Abraş, Kel, Kör Kıssası

Hikâyeler

İsrâiloğulları arasında biri ala tenli (abraş), biri kel, biri de kör üç kişi vardı. Allah Teâlâ onları sınamak istedi ve kendilerine bir melek gönderdi. İşte o üç kişinin (abraş, kel ve kör) kıssası ile ilgili hadis-i şerifi yazımızda okuyabilirsiniz.

Ebû Hüreyre radıyallâhu anh’dan rivâyet edildiğine göre kendisi, Nebî sallâllâhu aleyhi ve sellem’in şöyle buyurduğunu işitmiştir:

BİRİ ABRAŞ, BİRİ KEL, BİRİ DE KÖR ÜÇ KİŞİNİN KISSASI

“İsrâiloğulları arasında biri ala tenli (abraş), biri kel, biri de kör üç kişi vardı. Allah Teâlâ onları sınamak istedi ve kendilerine bir melek gönderdi.

Melek ala tenliye geldi:

- En çok istediğin şey nedir, dedi. Ala tenli:

- Güzel (bir) renk, güzel (bir) ten ve insanların iğrendiği şu hâlin benden giderilmesi, dedi. Melek onu sıvazladı ve ala ten gitti, rengi güzelleşti. Melek bu defa:

- En çok sahip olmak istediğin mal nedir, dedi. Adam:

- Deve (yahut da sığır)dır, dedi. Ona on aylık gebe bir deve verildi.

Melek:

- Allah sana bu deveyi bereketli kılsın, diye duâ etti. Sonra kele gelerek:

- En çok istediğin şey nedir, dedi. Kel:

- Güzel (bir) saç ve insanları benden uzaklaştıran şu kelliğin giderilmesi dedi. Melek onu sıvazladı, kelliği kayboldu. Kendisine gür ve güzel (bir) saç verildi. Melek sordu:

- En çok sahip olmak istediğin mal nedir? Adam:

- Sığır, dedi. Ona da gebe bir inek verildi. Melek:

- Allah sana bunu bereketli kılsın, diye duâ ettikten sonra körün yanına geldi ve:

- En çok istediğin şey nedir, dedi. Kör:

- Allâh’ın gözlerimi bana geri vermesini ve insanları görmeyi çok istiyorum, dedi. Melek (onun gözlerini) sıvazladı. Allah onun gözlerini iâde etti. Bu defa Melek:

- En çok sahip olmak istediğin şey nedir, dedi. O da:

- Koyun, dedi. Bunun üzerine ona döl veren bir gebe koyun verildi.

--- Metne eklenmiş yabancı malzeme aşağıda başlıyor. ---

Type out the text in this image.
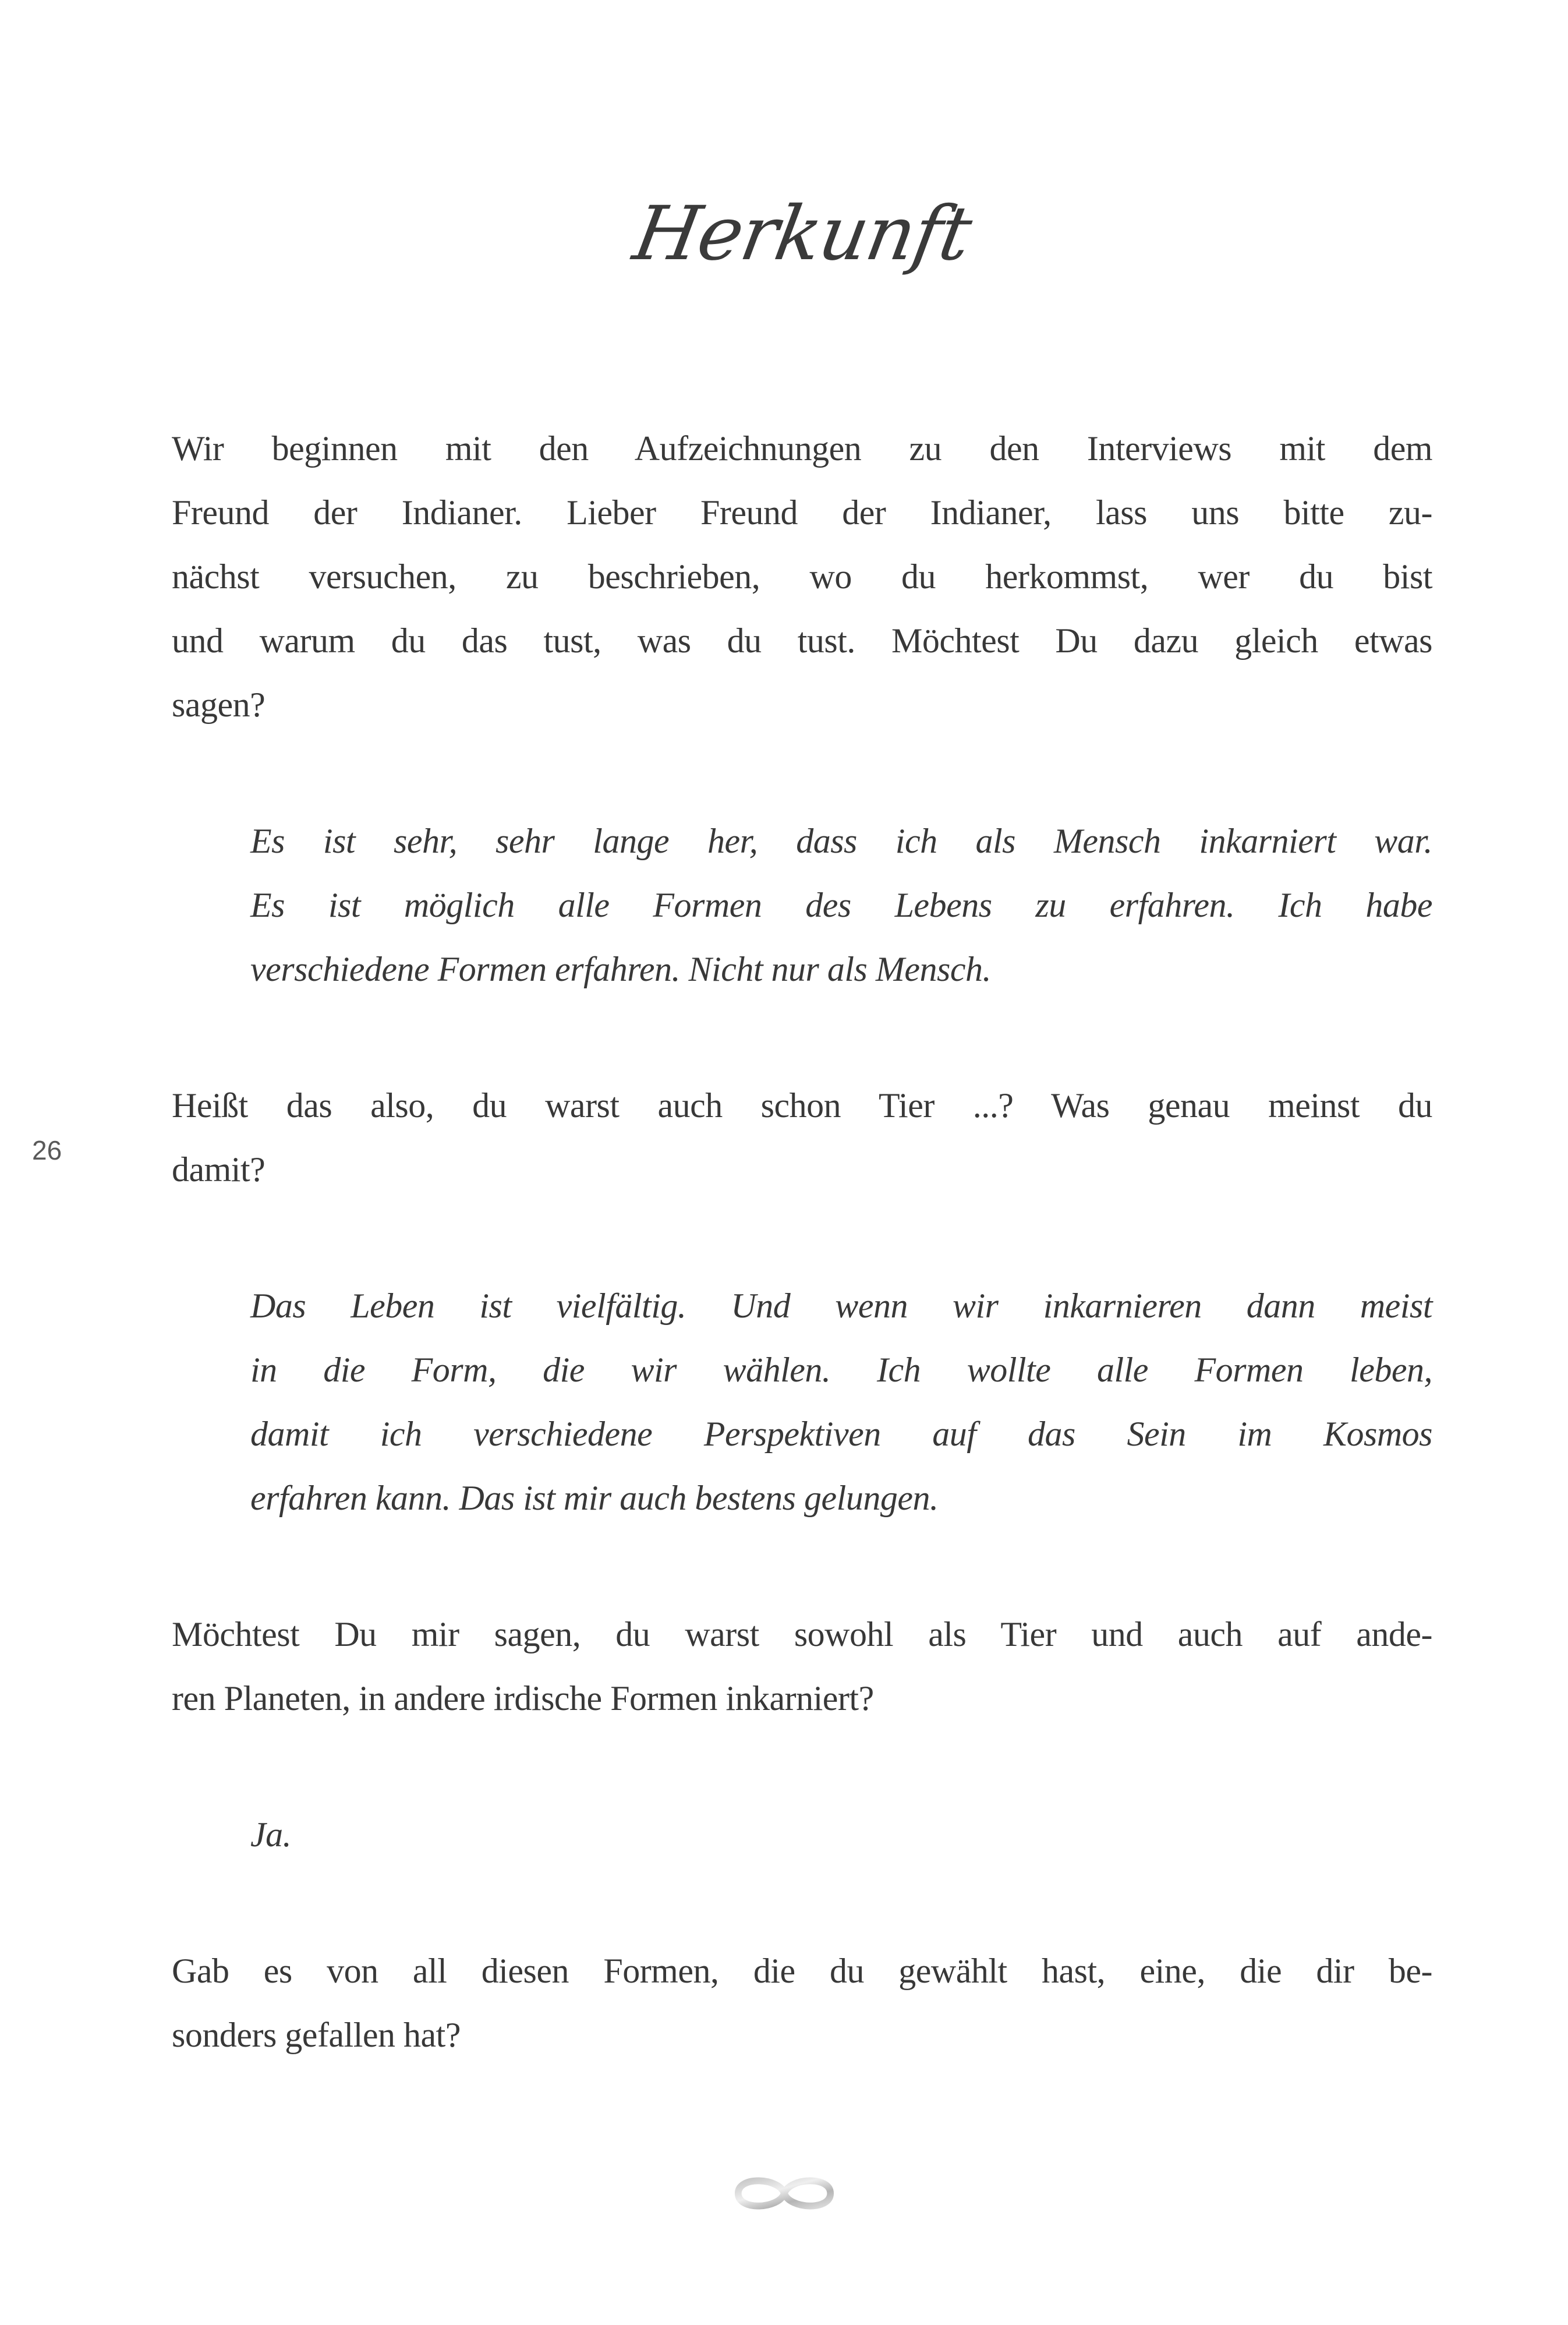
Herkunft
26
Wir beginnen mit den Aufzeichnungen zu den Interviews mit dem
Freund der Indianer. Lieber Freund der Indianer, lass uns bitte zu-
nächst versuchen, zu beschrieben, wo du herkommst, wer du bist
und warum du das tust, was du tust. Möchtest Du dazu gleich etwas
sagen?
Es ist sehr, sehr lange her, dass ich als Mensch inkarniert war.
Es ist möglich alle Formen des Lebens zu erfahren. Ich habe
verschiedene Formen erfahren. Nicht nur als Mensch.
Heißt das also, du warst auch schon Tier ...? Was genau meinst du
damit?
Das Leben ist vielfältig. Und wenn wir inkarnieren dann meist
in die Form, die wir wählen. Ich wollte alle Formen leben,
damit ich verschiedene Perspektiven auf das Sein im Kosmos
erfahren kann. Das ist mir auch bestens gelungen.
Möchtest Du mir sagen, du warst sowohl als Tier und auch auf ande-
ren Planeten, in andere irdische Formen inkarniert?
Ja.
Gab es von all diesen Formen, die du gewählt hast, eine, die dir be-
sonders gefallen hat?
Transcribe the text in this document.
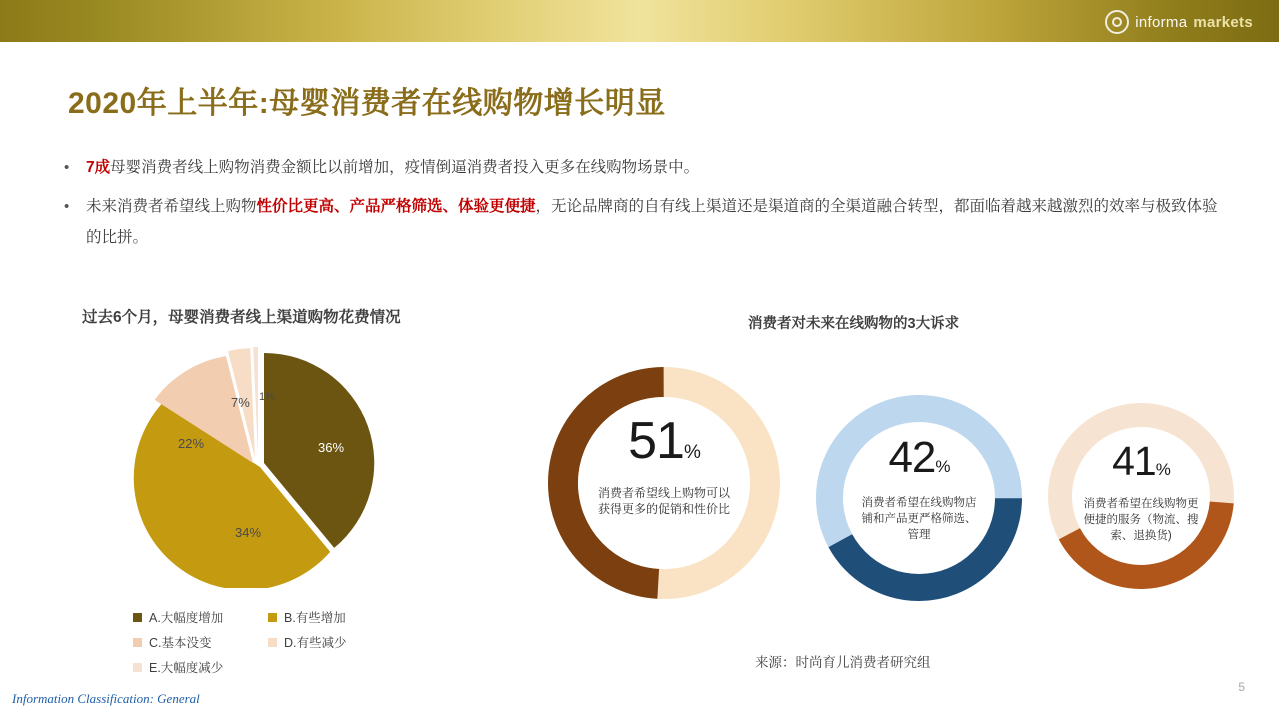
informa markets
2020年上半年:母婴消费者在线购物增长明显
• 7成母婴消费者线上购物消费金额比以前增加，疫情倒逼消费者投入更多在线购物场景中。
• 未来消费者希望线上购物性价比更高、产品严格筛选、体验更便捷，无论品牌商的自有线上渠道还是渠道商的全渠道融合转型，都面临着越来越激烈的效率与极致体验的比拼。
过去6个月，母婴消费者线上渠道购物花费情况	消费者对未来在线购物的3大诉求
36%
34%
22%
7% 1%
A.大幅度增加	B.有些增加
C.基本没变	D.有些减少
E.大幅度减少
51%
消费者希望线上购物可以获得更多的促销和性价比
42%
消费者希望在线购物店铺和产品更严格筛选、管理
41%
消费者希望在线购物更便捷的服务（物流、搜索、退换货)
来源：时尚育儿消费者研究组
5
Information Classification: General
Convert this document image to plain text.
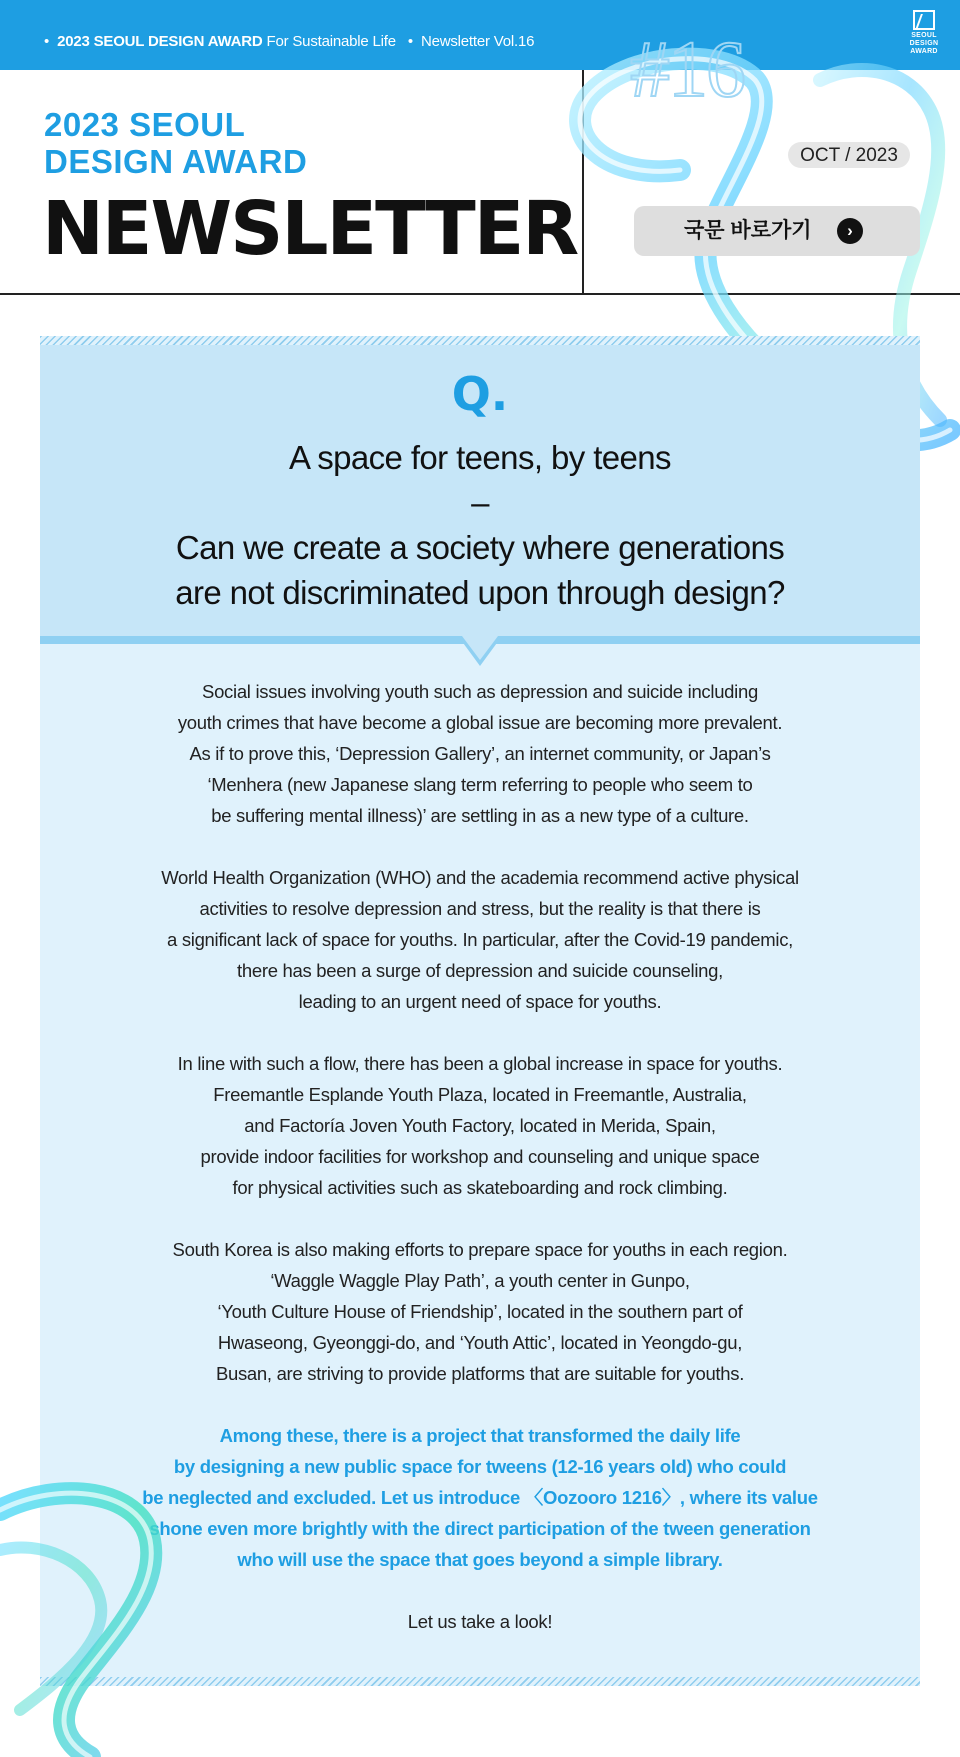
• 2023 SEOUL DESIGN AWARD For Sustainable Life • Newsletter Vol.16	SEOUL
DESIGN
AWARD
2023 SEOUL
DESIGN AWARD
NEWSLETTER
#16
OCT / 2023
국문 바로가기	›
Q.
A space for teens, by teens
–
Can we create a society where generations
are not discriminated upon through design?
Social issues involving youth such as depression and suicide including
youth crimes that have become a global issue are becoming more prevalent.
As if to prove this, ‘Depression Gallery’, an internet community, or Japan’s
‘Menhera (new Japanese slang term referring to people who seem to
be suffering mental illness)’ are settling in as a new type of a culture.
World Health Organization (WHO) and the academia recommend active physical
activities to resolve depression and stress, but the reality is that there is
a significant lack of space for youths. In particular, after the Covid-19 pandemic,
there has been a surge of depression and suicide counseling,
leading to an urgent need of space for youths.
In line with such a flow, there has been a global increase in space for youths.
Freemantle Esplande Youth Plaza, located in Freemantle, Australia,
and Factoría Joven Youth Factory, located in Merida, Spain,
provide indoor facilities for workshop and counseling and unique space
for physical activities such as skateboarding and rock climbing.
South Korea is also making efforts to prepare space for youths in each region.
‘Waggle Waggle Play Path’, a youth center in Gunpo,
‘Youth Culture House of Friendship’, located in the southern part of
Hwaseong, Gyeonggi-do, and ‘Youth Attic’, located in Yeongdo-gu,
Busan, are striving to provide platforms that are suitable for youths.
Among these, there is a project that transformed the daily life
by designing a new public space for tweens (12-16 years old) who could
be neglected and excluded. Let us introduce 〈Oozooro 1216〉, where its value
shone even more brightly with the direct participation of the tween generation
who will use the space that goes beyond a simple library.
Let us take a look!
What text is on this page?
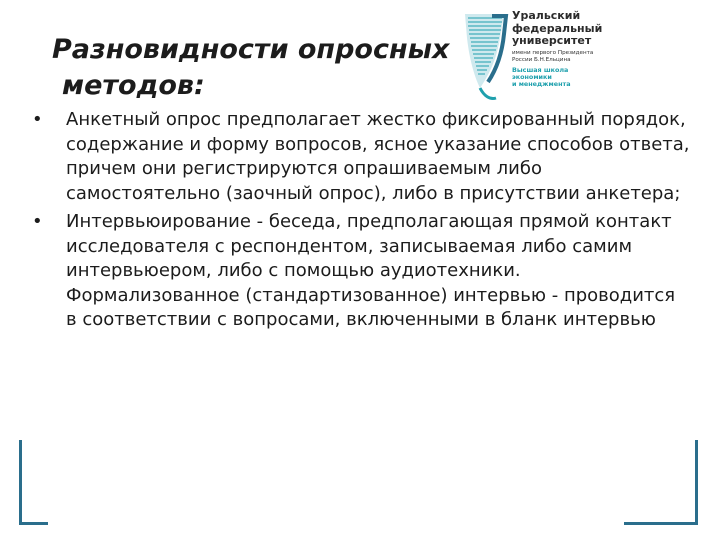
Разновидности опросных
методов:
Уральский
федеральный
университет
имени первого Президента
России Б.Н.Ельцина
Высшая школа
экономики
и менеджмента
• Анкетный опрос предполагает жестко фиксированный порядок, содержание и форму вопросов, ясное указание способов ответа, причем они регистрируются опрашиваемым либо самостоятельно (заочный опрос), либо в присутствии анкетера;
• Интервьюирование - беседа, предполагающая прямой контакт исследователя с респондентом, записываемая либо самим интервьюером, либо с помощью аудиотехники. Формализованное (стандартизованное) интервью - проводится в соответствии с вопросами, включенными в бланк интервью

Deve ve sığır yavruladı, koyun kuzuladı. Neticede birinin vadi dolusu develeri, diğerinin vadi dolusu sığırı, ötekinin de bir vadi dolusu koyun sürüsü oldu.

Daha sonra melek ala tenliye, eski kılığında geldi ve:

- Fakirim, yoluma devam edecek imkânım yok. Gitmek istediğim yere önce Allah sonra senin yardımın ile ulaşabilirim. Rengini ve cildini güzelleştiren Allah aşkına senden yolculuğumu tamamlayabileceğim bir deve istiyorum, dedi.

Adam:

- Mal verilecek yer çok, dedi. Melek:

- Ben seni tanıyor gibiyim. Sen insanların kendisinden iğrendikleri, fakirken Allâh’ın zengin ettiği abraş değil misin, dedi. Adam:

- Bana bu mal atalarımdan mîras kaldı, dedi. Melek:

- Eğer yalan söylüyorsan, Allah seni eski hâline çevirsin, dedi.

Sonra melek, eski kılığına girip kelin yanına geldi. Ona da abraşa söylediklerini söyledi. Kel de abraş gibi cevap verdi. Melek ona da:

– Yalan söylüyorsan, Allah seni eski hâline çevirsin, dedi. Körün kılığına girip bu defa da onun yanına gitti ve:

- Fakir ve yolcuyum. Yoluma devam edecek imkânım kalmadı. Bugün önce Allâh’ın sonra senin yardımınla yoluma devam edebileceğim. Sana gözlerini geri veren Allah aşkına senden bir koyun istiyorum ki, onunla yoluma devam edebileyim, dedi. Bunun üzerine (eski) kör:

- Ben gerçekten kördüm. Allah gözlerimi iâde etti. İstediğini al, istediğini bırak. Allâh’a yemin ederim ki, bugün alacağın hiçbir şeyde sana zorluk çıkarmayacağım, dedi.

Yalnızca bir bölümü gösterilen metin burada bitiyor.